Chance tomó el papel. Lo sostuvo con ambas manos mientras mantenía la mirada fija en él. Intentó hacer un cálculo del tiempo requerido para leer una página. En la televisión, el tiempo que se demoraba la gente para leer los documentos legales variaba. Chance sabía que debía ocultar que no sabía leer ni escribir. En la televisión, los que no sabían leer ni escribir eran objeto del ridículo o la burla. Adoptó una expresión dc concentración, frunció el ceño, se tomó la barbilla con el pulgar y el índice.
‑No puedo firmarlo ‑dijo, devolviendo la hoja al abogado‑. Sencillamente no puedo hacerlo.
‑Ya veo ‑contestó el señor Franklin‑. ¿Quiere decir, pues, que usted se niega a retirar su demanda?
‑No puedo firmar; eso es todo ‑contestó Chance.
‑Como quiera ‑dijo el señor Franklin.
Recogió los documentos.
‑Debo informarle, señor Chance ‑prosiguió‑, que mañana al mediodía esta casa quedará cerrada. A esa hora se cerrarán con llave ambas puertas de entrada y el portón del jardín. Si realmente vive usted aquí, tendrá que abandonar la casa llevándose todos sus efectos personales.

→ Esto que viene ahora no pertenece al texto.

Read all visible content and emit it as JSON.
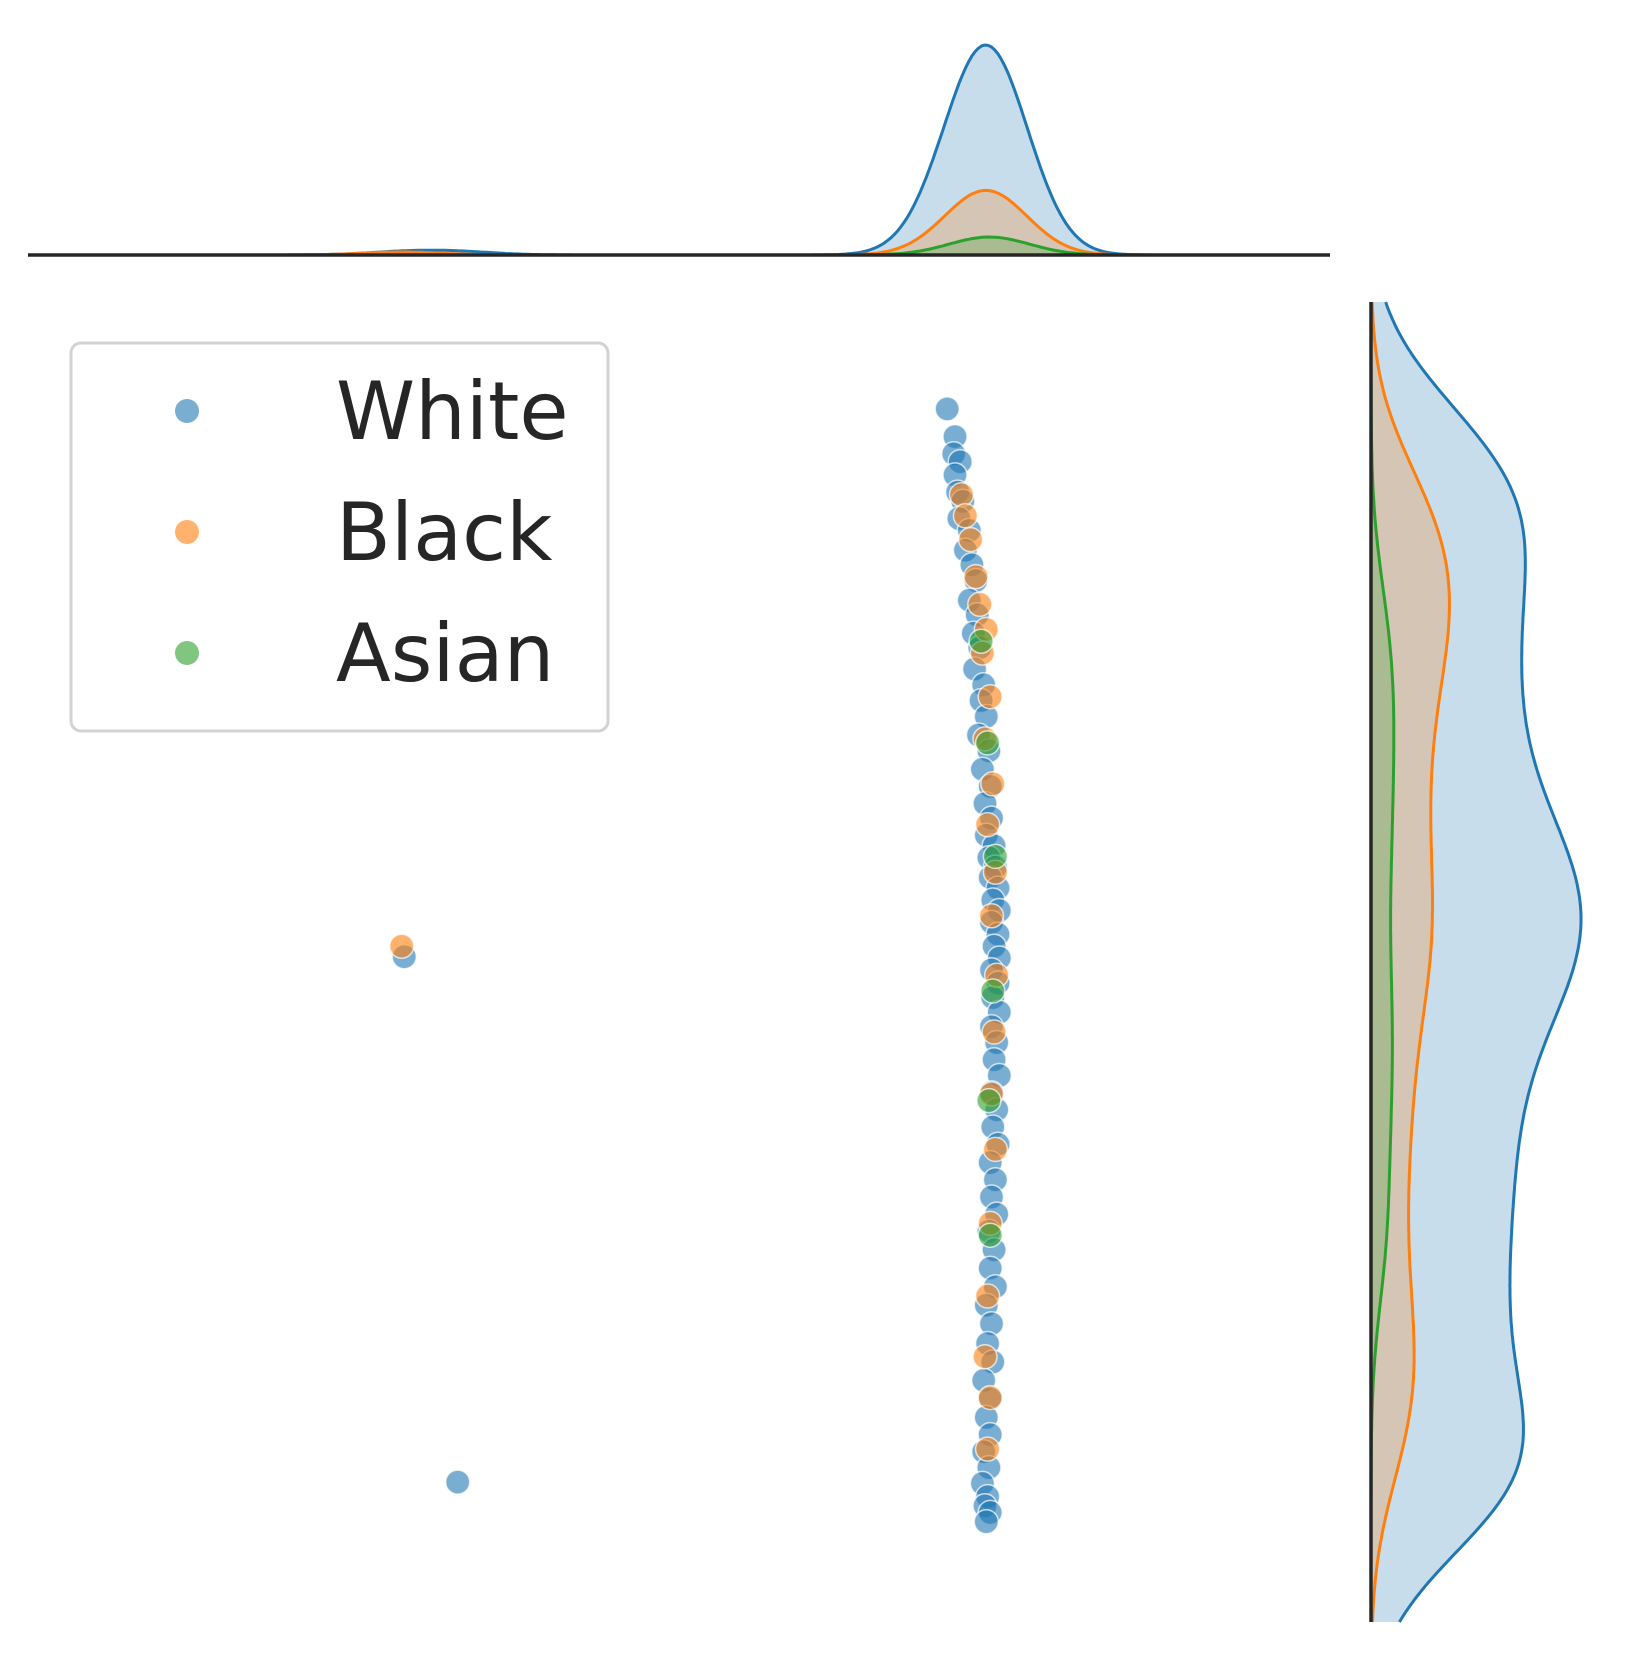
{
  "chart_data": {
    "type": "scatter",
    "title": "",
    "xlabel": "",
    "ylabel": "",
    "axes_visible": false,
    "grid": false,
    "legend_position": "top-left",
    "xlim": [
      0,
      100
    ],
    "ylim": [
      0,
      100
    ],
    "marginal_top": "kde",
    "marginal_right": "kde",
    "series": [
      {
        "name": "White",
        "color": "#1f77b4",
        "points": [
          [
            70.6,
            91.9
          ],
          [
            71.2,
            89.8
          ],
          [
            71.1,
            88.5
          ],
          [
            71.6,
            87.9
          ],
          [
            71.2,
            86.9
          ],
          [
            71.4,
            85.6
          ],
          [
            71.8,
            84.9
          ],
          [
            71.5,
            83.6
          ],
          [
            72.3,
            82.7
          ],
          [
            72.0,
            81.2
          ],
          [
            72.5,
            80.1
          ],
          [
            72.8,
            78.9
          ],
          [
            72.3,
            77.4
          ],
          [
            72.9,
            76.3
          ],
          [
            72.6,
            74.9
          ],
          [
            73.1,
            73.8
          ],
          [
            72.7,
            72.2
          ],
          [
            73.4,
            71.0
          ],
          [
            73.2,
            69.8
          ],
          [
            73.6,
            68.6
          ],
          [
            73.0,
            67.2
          ],
          [
            73.8,
            66.0
          ],
          [
            73.3,
            64.6
          ],
          [
            73.9,
            63.3
          ],
          [
            73.5,
            62.0
          ],
          [
            74.0,
            60.9
          ],
          [
            73.6,
            59.6
          ],
          [
            74.2,
            58.8
          ],
          [
            73.8,
            57.9
          ],
          [
            74.3,
            57.2
          ],
          [
            73.9,
            56.4
          ],
          [
            74.5,
            55.6
          ],
          [
            74.1,
            54.7
          ],
          [
            74.6,
            53.9
          ],
          [
            74.0,
            53.0
          ],
          [
            74.5,
            52.1
          ],
          [
            74.2,
            51.2
          ],
          [
            74.6,
            50.3
          ],
          [
            74.0,
            49.4
          ],
          [
            74.5,
            48.4
          ],
          [
            74.1,
            47.3
          ],
          [
            74.6,
            46.2
          ],
          [
            74.0,
            45.1
          ],
          [
            74.4,
            43.9
          ],
          [
            74.2,
            42.6
          ],
          [
            74.6,
            41.4
          ],
          [
            74.0,
            40.1
          ],
          [
            74.4,
            38.8
          ],
          [
            74.1,
            37.5
          ],
          [
            74.5,
            36.2
          ],
          [
            73.9,
            34.8
          ],
          [
            74.3,
            33.5
          ],
          [
            74.0,
            32.2
          ],
          [
            74.4,
            30.9
          ],
          [
            73.8,
            29.6
          ],
          [
            74.2,
            28.2
          ],
          [
            73.9,
            26.8
          ],
          [
            74.3,
            25.4
          ],
          [
            73.6,
            24.0
          ],
          [
            74.0,
            22.6
          ],
          [
            73.7,
            21.1
          ],
          [
            74.1,
            19.7
          ],
          [
            73.4,
            18.3
          ],
          [
            73.9,
            16.9
          ],
          [
            73.6,
            15.5
          ],
          [
            73.9,
            14.2
          ],
          [
            73.4,
            12.9
          ],
          [
            73.8,
            11.7
          ],
          [
            73.3,
            10.5
          ],
          [
            73.7,
            9.5
          ],
          [
            73.5,
            8.8
          ],
          [
            73.9,
            8.3
          ],
          [
            73.6,
            7.6
          ],
          [
            28.9,
            50.4
          ],
          [
            33.0,
            10.6
          ]
        ]
      },
      {
        "name": "Black",
        "color": "#ff7f0e",
        "points": [
          [
            71.7,
            85.4
          ],
          [
            72.0,
            83.8
          ],
          [
            72.4,
            82.0
          ],
          [
            72.8,
            79.2
          ],
          [
            73.1,
            77.1
          ],
          [
            73.6,
            75.2
          ],
          [
            73.3,
            73.4
          ],
          [
            73.9,
            70.1
          ],
          [
            73.5,
            66.9
          ],
          [
            74.1,
            63.5
          ],
          [
            73.7,
            60.4
          ],
          [
            74.3,
            56.8
          ],
          [
            74.0,
            53.5
          ],
          [
            74.4,
            49.0
          ],
          [
            74.2,
            44.7
          ],
          [
            74.0,
            40.0
          ],
          [
            74.3,
            35.8
          ],
          [
            73.9,
            30.2
          ],
          [
            73.7,
            24.7
          ],
          [
            73.5,
            20.1
          ],
          [
            73.9,
            17.0
          ],
          [
            73.7,
            13.1
          ],
          [
            28.7,
            51.2
          ]
        ]
      },
      {
        "name": "Asian",
        "color": "#2ca02c",
        "points": [
          [
            73.2,
            74.3
          ],
          [
            73.7,
            66.6
          ],
          [
            74.3,
            58.0
          ],
          [
            74.1,
            47.8
          ],
          [
            73.8,
            39.5
          ],
          [
            73.9,
            29.3
          ]
        ]
      }
    ]
  }
}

Buscó algo en uno de sus bolsillos y retiró una pequeña tarjeta de visita.
‑Mi nombre y dirección y el número de teléfono de nuestra firma figuran en esta tarjeta.
Chance tomó la tarjeta y la deslizó en el bolsillo de su chaleco. Sabía que en ese momento debía abandonar la biblioteca y retirarse a su habitación. Había en la televisión un programa vespertino que no quería perder. Se puso de pie, saludó y se fue. En la escalera tiró la tarjeta que le había entregado el señor Franklin.